6) No advanced ground texture algorithm. Given the limited types of vegetation (rendered with soft sprites when close enough), there should have been flat ground textures available that made an effort to match the various types of cover, for when the ground was too distant to waste effort rendering the cover. Otherwise, as you approach a distant area, its 'nature' changes when the cover starts to 'pop' in.

7) Poor distant tree sprites.

Let me make this easier. Go seek out the game 'Just Cause 2". This masterpiece was built years ago by Scandinavian 'hackers' and shows just how perfectly an infinitely larger, and more varied open-world can be rendered. JC2 has to run on the prehistoric hardware of the Xbox360, not cutting edge PC systems as does 'the Valley'. By comparison, 'The Valley is 10+ years behind what JC2 did 3+ years ago!

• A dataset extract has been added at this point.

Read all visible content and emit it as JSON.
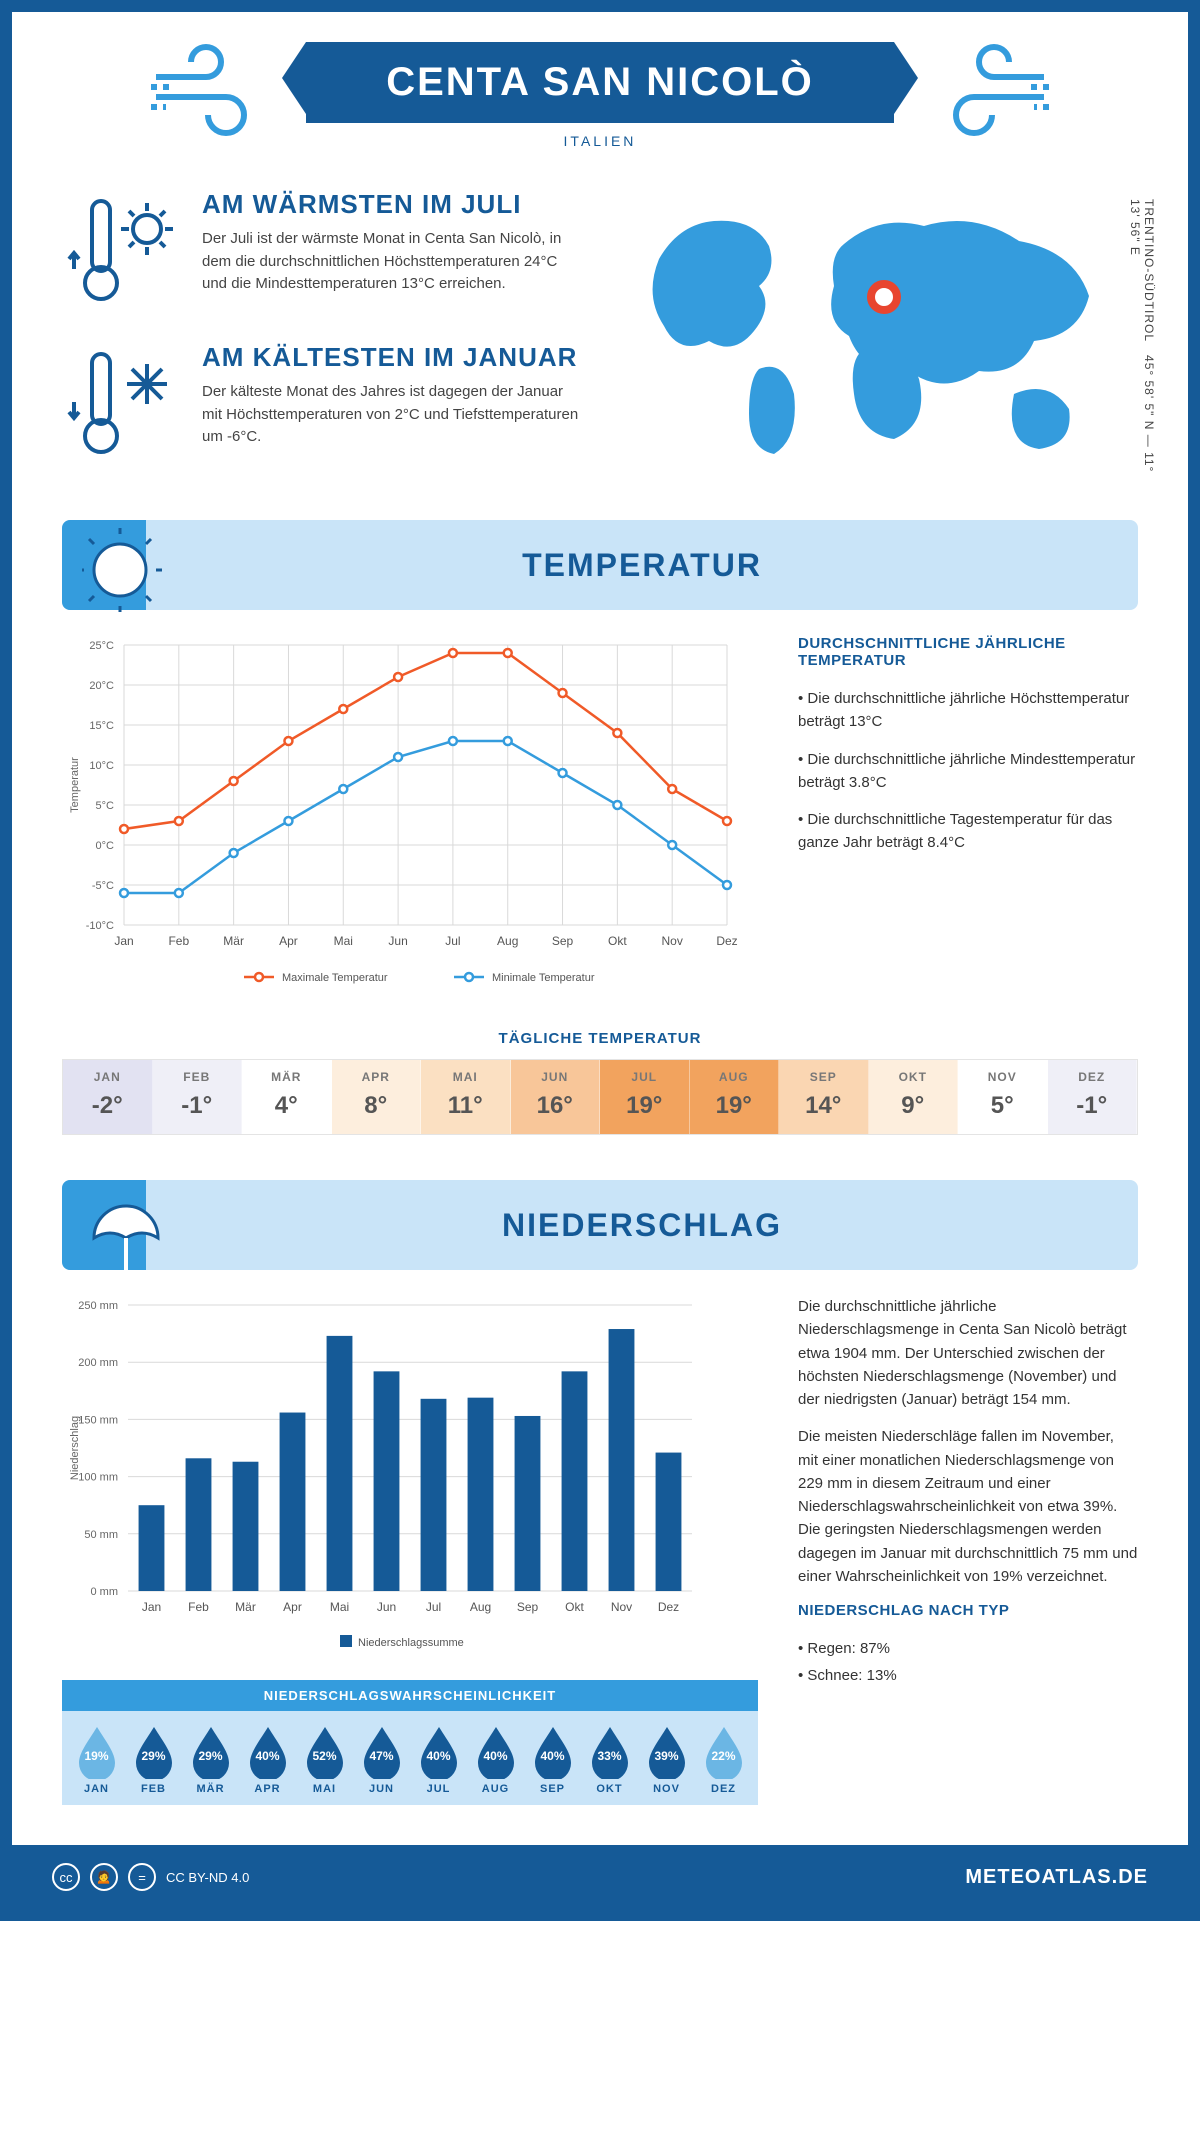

JC2 has a vastly better day/night cycle with much better lighting. Its land actually casts a correct shadow. JC2 combines woods, deserts, rivers, seas, towns, villages, snowy landscapes, cities, etc in a seamless environment. Yes, you can stand on the tallest peak in the game, and look out for tens of miles in all directions.

As a benchmark, 'The Valley' is using rendering techniques that have been obsolete for more than 5 years.But the demo is sold as a professional product, not some amateur-hour knock-out by kids working for a term at uni. Given just how little 'The Valley' actually does, it would have been nice to have seen at least some attempt at innovation in rendering. However, even if that had been beyond the maths skills of the programmers, they could have tried to create a more 'complex' environment, with 'nature correct' randomly generated streams and pools. I'm honestly lost to see even one good thing the designers of this demo tried to bring.

doesn't work... (0)

Anonymous Coward | about a year and a half ago | (#42930271)

.. on Linux (Debian Wheezy amd64), SandyBridge i5-2410 based Intel HD 3000 graphics:
    GLRender::require_extension(): required extension GL_ARB_draw_instanced is not supported
and sure enough:
$ glxinfo | grep -i GL_ARB_draw
        GL_APPLE_vertex_array_object, GL_ARB_draw_buffers,
        GL_ARB_draw_elements_base_vertex, GL_ARB_explicit_attrib_location,

Reverse slashdot effect (1)

antant007 (1702214) | about a year and a half ago | (#42930857)

When someone posts a torrent on slashdot.